Data Validation & Update Cycle
Before sign-off, outputs pass a three-layer analyst review that flags anomalies versus independent payment indicators and triggers re-contact of sources when needed. The model is refreshed annually, and interim updates follow any material regulatory or macro payment shock. A final quick review is completed immediately prior to client delivery.
Why Mordor's Virtual Cards Baseline Earns Decision-Maker Trust
Published numbers differ because firms pick unlike scopes, base years, and spend versus revenue lenses.

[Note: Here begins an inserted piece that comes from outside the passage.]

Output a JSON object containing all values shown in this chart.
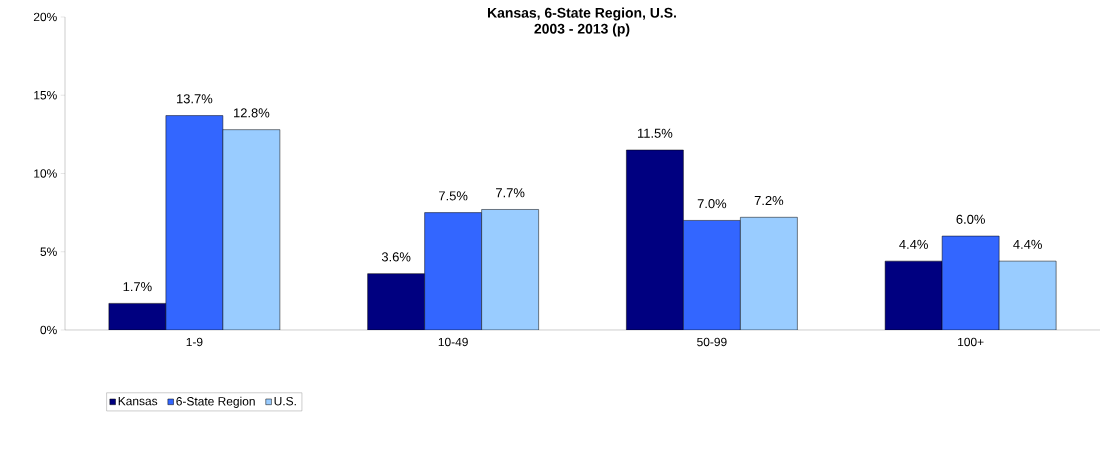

Our disciplined choice to measure the market in transaction value, align definitions to central-bank taxonomies, and refresh data each year yields a dependable anchor.
Benchmark comparison
| Market Size | Anonymized source | Primary gap driver |
|---|---|---|
| USD 5.42 trillion (2025) | Mordor Intelligence | - |
| USD 19.02 billion (2024) | Global Consultancy A | Counts issuer revenue only; excludes B2B payables and face-value spend. |
| USD 494.57 billion (2024) | Trade Journal B | Omits POS virtual payments and applies conservative ticket assumptions. |
| USD 415.14 billion (2023) | Industry Association C | Uses mixed currency year averages and infrequent data refresh. |
In short, while others narrow the lens or rely on episodic updates, our balanced, transparent approach, rooted in authoritative transaction statistics and routinely validated with industry practitioners, delivers the clearest, most actionable baseline for planning.
Key Questions Answered in the Report
What is the current size and growth outlook for the virtual cards market?

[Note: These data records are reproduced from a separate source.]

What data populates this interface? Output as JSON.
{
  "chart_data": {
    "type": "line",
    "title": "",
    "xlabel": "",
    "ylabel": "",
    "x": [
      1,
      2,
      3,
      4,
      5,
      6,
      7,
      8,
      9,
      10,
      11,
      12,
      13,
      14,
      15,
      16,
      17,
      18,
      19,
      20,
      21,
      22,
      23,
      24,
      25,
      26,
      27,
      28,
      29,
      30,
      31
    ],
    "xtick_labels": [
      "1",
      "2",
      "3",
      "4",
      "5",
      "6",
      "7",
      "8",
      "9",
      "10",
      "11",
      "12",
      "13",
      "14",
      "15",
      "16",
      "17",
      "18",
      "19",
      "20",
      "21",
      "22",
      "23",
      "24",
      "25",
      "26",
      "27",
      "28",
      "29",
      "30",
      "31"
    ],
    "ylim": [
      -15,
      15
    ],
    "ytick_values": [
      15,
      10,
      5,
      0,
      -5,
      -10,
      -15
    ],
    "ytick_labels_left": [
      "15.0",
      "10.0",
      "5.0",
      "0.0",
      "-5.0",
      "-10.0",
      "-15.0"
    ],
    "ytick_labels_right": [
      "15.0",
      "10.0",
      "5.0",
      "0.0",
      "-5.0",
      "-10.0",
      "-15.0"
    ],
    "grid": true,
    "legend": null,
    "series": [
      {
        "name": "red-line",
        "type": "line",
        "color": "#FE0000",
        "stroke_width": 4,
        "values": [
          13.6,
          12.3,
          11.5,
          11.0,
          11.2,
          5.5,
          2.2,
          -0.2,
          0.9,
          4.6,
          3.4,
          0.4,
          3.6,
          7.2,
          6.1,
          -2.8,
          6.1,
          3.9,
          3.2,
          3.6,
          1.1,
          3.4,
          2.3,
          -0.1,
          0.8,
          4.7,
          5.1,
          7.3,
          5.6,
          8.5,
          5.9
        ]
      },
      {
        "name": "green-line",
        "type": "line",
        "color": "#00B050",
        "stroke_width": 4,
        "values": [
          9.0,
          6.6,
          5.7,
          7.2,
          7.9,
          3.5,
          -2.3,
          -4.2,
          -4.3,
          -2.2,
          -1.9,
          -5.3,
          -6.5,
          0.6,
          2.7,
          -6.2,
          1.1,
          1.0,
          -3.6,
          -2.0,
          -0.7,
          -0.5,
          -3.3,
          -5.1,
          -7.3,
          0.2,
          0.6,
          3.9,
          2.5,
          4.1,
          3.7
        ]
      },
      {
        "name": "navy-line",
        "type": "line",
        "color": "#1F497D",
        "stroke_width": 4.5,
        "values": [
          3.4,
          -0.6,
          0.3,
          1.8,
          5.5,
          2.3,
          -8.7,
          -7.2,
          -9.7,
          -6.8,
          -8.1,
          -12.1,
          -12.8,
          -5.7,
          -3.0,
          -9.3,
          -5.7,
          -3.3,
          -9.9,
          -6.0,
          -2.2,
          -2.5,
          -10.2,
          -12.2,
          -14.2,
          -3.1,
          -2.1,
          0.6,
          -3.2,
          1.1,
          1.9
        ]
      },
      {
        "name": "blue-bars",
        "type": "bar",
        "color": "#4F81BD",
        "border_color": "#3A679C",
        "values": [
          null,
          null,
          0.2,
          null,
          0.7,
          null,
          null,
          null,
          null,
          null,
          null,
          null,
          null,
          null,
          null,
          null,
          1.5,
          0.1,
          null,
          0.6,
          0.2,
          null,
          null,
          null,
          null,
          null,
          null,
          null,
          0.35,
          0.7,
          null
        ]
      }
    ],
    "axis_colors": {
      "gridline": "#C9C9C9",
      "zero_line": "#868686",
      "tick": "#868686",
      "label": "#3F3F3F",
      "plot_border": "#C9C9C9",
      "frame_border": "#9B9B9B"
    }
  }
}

The global virtual cards market size reached USD 6.43 trillion in 2026 and is projected to reach USD 15.14 trillion by 2031 at a CAGR of 18.67%, supported by tokenization, embedded finance, and AP automation.
Which use category is growing fastest within virtual cards?
Single-use credentials led with 59.13% share in 2025 and are projected to grow at a 20.03% CAGR through 2031 as enterprises emphasize vendor-locking and fraud controls in supplier and travel payments.
How are instant payment rails impacting virtual card adoption?
Real-time systems like Pix are shifting domestic low-cost flows to A2A, while virtual cards retain advantages in cross-border transactions and controlled-spend use cases that require merchant locking and tokenization.
Which regions will drive the next wave of growth for virtual cards?
Asia-Pacific is projected to post the fastest 23.44% CAGR through 2031 as cash-lite agendas, super-apps, and wallet-first behaviors make virtual credentials the default, particularly for e-commerce and travel.
What are the main operational barriers to supplier acceptance of virtual cards?
Suppliers cite fee sensitivity and manual steps for remittance data ingestion and reconciliation, though ERP-native integrations and automated Level III data mapping are easing onboarding.